Der Mythos vom Geburtsfehler

„Es gibt den verfluchten Geburtsfehler des Internets, dass das Internet kostenlos ist. Diesen Fehler werden wir nicht korrigieren können.“

Das Zitat stammt von Kai Diekmann, den Geburtsfehler-Glauben hat der Bild-Chef aber nicht exklusiv, T-Online-Manager Thomas Holtrop spricht und viele Manager andernorts denken genauso: Hätte man nur früher die Bezahlschranken im Netz hochgezogen, sähe es heute nicht so schlimm aus.

Ich glaube dieser Mythos vom Geburtsfehler ist irreführend, falsch und er verhindert das Nachdenken über wirkliche Geschäftsmodelle im Netz. Denn zum einen ist das Internet nicht kostenlos (es wird halt kaum für Inhalte gezahlt) und zum zweiten hat das Netz aus der Idee, dass man mittels digitaler Kopie Inhalte günstiger verbreiten kann, sehr wohl ein Modell entwickelt – und dieses Modell ist erfolgreicher als die Bezahlvariante. Jedenfalls war das bei dem ersten großen Versuch, der in Richtung Paid Content unternommen wurde, so. In der aktuellen Ausgabe des NZZ-Folio (via) mit dem Schwerpunkt „Zeitung“ widmet sich Steffan Heuer dem amerikanischen Zeitungsmarkt und zeigt am Beispiel der New York Times, warum die Kostenlos-Kultur kein Geburtsfehler, sondern gewollt ist: Sie lohnt sich, jedenfalls ist sie ertragreicher als die Bezahlvariante:

Einzelne Verlage haben mit einer Onlinemaut experimentiert, aber selbst die ‚New York Times‘ gab ihr ‚Times Select‘-Projekt nach zwei Jahren wieder auf, da es nur 10 Millionen Dollar an Gebühren eintrieb – eine kleine Summe im Vergleich zu den 68 Millionen Dollar, die die Firma im zweiten Quartal dieses Jahres mit Onlinewerbung umsetzte.
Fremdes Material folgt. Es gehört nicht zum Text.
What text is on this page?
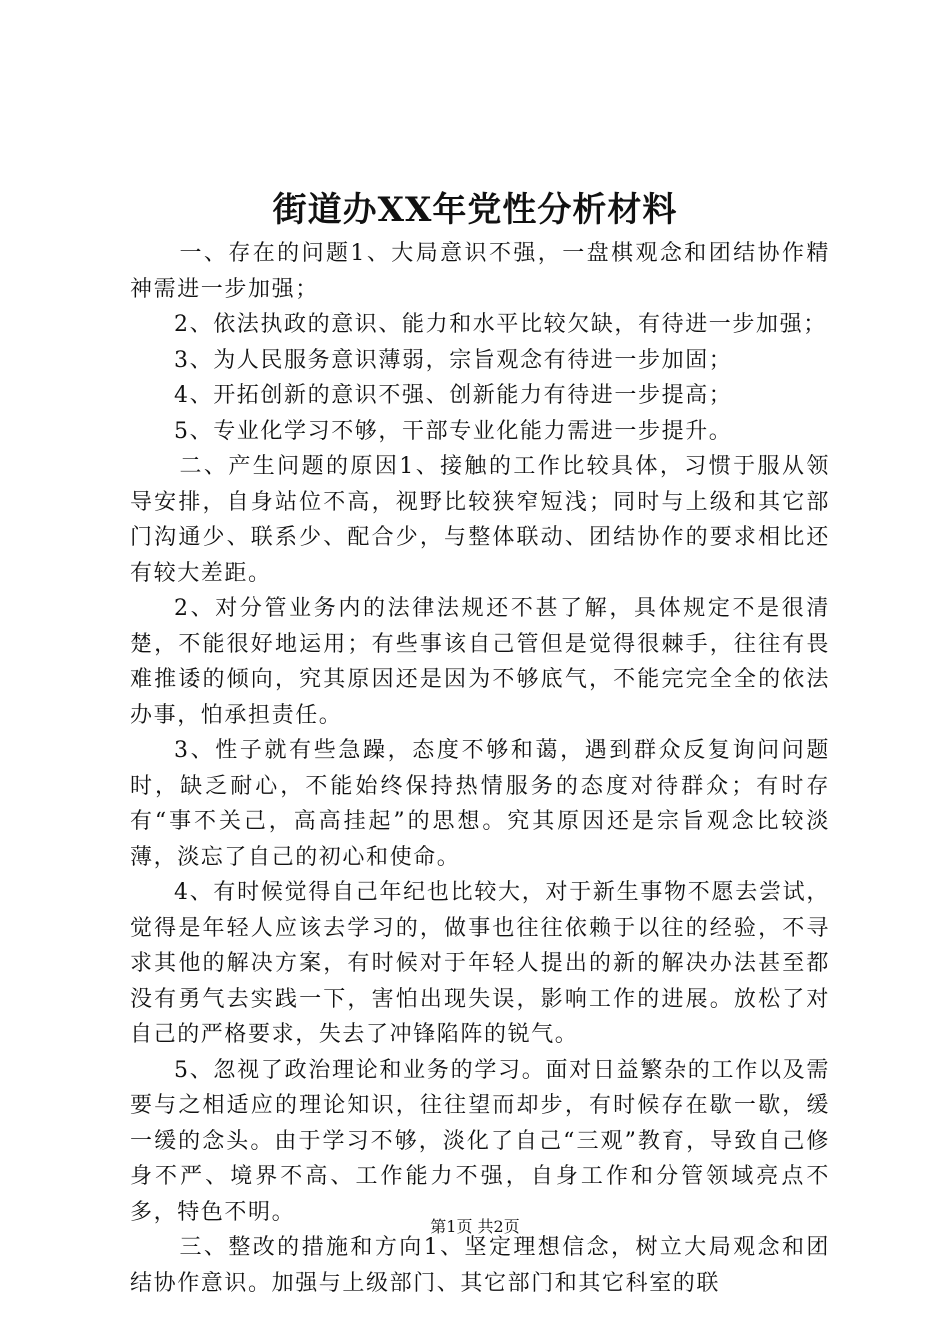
街道办XX年党性分析材料

一、存在的问题1、大局意识不强，一盘棋观念和团结协作精神需进一步加强；

2、依法执政的意识、能力和水平比较欠缺，有待进一步加强；

3、为人民服务意识薄弱，宗旨观念有待进一步加固；

4、开拓创新的意识不强、创新能力有待进一步提高；

5、专业化学习不够，干部专业化能力需进一步提升。

二、产生问题的原因1、接触的工作比较具体，习惯于服从领导安排，自身站位不高，视野比较狭窄短浅；同时与上级和其它部门沟通少、联系少、配合少，与整体联动、团结协作的要求相比还有较大差距。

2、对分管业务内的法律法规还不甚了解，具体规定不是很清楚，不能很好地运用；有些事该自己管但是觉得很棘手，往往有畏难推诿的倾向，究其原因还是因为不够底气，不能完完全全的依法办事，怕承担责任。

3、性子就有些急躁，态度不够和蔼，遇到群众反复询问问题时，缺乏耐心，不能始终保持热情服务的态度对待群众；有时存有“事不关己，高高挂起”的思想。究其原因还是宗旨观念比较淡薄，淡忘了自己的初心和使命。

4、有时候觉得自己年纪也比较大，对于新生事物不愿去尝试，觉得是年轻人应该去学习的，做事也往往依赖于以往的经验，不寻求其他的解决方案，有时候对于年轻人提出的新的解决办法甚至都没有勇气去实践一下，害怕出现失误，影响工作的进展。放松了对自己的严格要求，失去了冲锋陷阵的锐气。

5、忽视了政治理论和业务的学习。面对日益繁杂的工作以及需要与之相适应的理论知识，往往望而却步，有时候存在歇一歇，缓一缓的念头。由于学习不够，淡化了自己“三观”教育，导致自己修身不严、境界不高、工作能力不强，自身工作和分管领域亮点不多，特色不明。

三、整改的措施和方向1、坚定理想信念，树立大局观念和团结协作意识。加强与上级部门、其它部门和其它科室的联

第1页 共2页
Es gibt zwei Gründen, die diese Summen erklären können und keiner der beiden ist der „Geburtsfehler“. Zum einen ist es eine Folge der Befreiung der Information: Digitaler Inhalt ist nicht mehr an einen Datenträger gebunden, er wird frei, für seine Verbreitung entstehen kaum Kosten, sie ist für jeden ohne Qualitätseinbußen möglich. Das ist die große Chance des Internet und der große Ärger für alle Content-Anbieter. Das zweite Problem im Zeitungsmarkt kommt hinzu: Informationen werden nicht als exklusiv wahrgenommen. Dass Obama den Friedensnobelpreis bekommen wird, glauben die Menschen einem kostenlosen Nachrichtenportale genauso wie einer renommierten Zeitung. Wenn das so ist, wird man anerkennen müssen: Es wird immer einen Mitbewerber geben, der günstiger (nämlich kostenlos) am Markt ist.

Es bleibt natürlich richtig: Verlage müssen einen Weg finden, ihren daniederliegenden Vertriebsmarkt im Netz zu stärken (oder überhaupt zu erfinden). Sie müssen den Lesern Angebote machen, für die diese bereit sind zu zahlen. Aber vielleicht finden sie die eben nicht im Inhalte-Bereich. Ganz sicher finden sie sie nicht, wenn sie dem Internet einen Geburtsfehler andichten, der auch noch falsch ist. Besser wäre es, dort zu kopieren, wo im Netz bezahlt wird. Denn es gibt ja Felder, auf denen online sehr wohl gezahlt wird, aller Kostenlos-Kultur zum Trotz.

Vielleicht können Verlage sich dort ja was abschauen – ich glaube schon.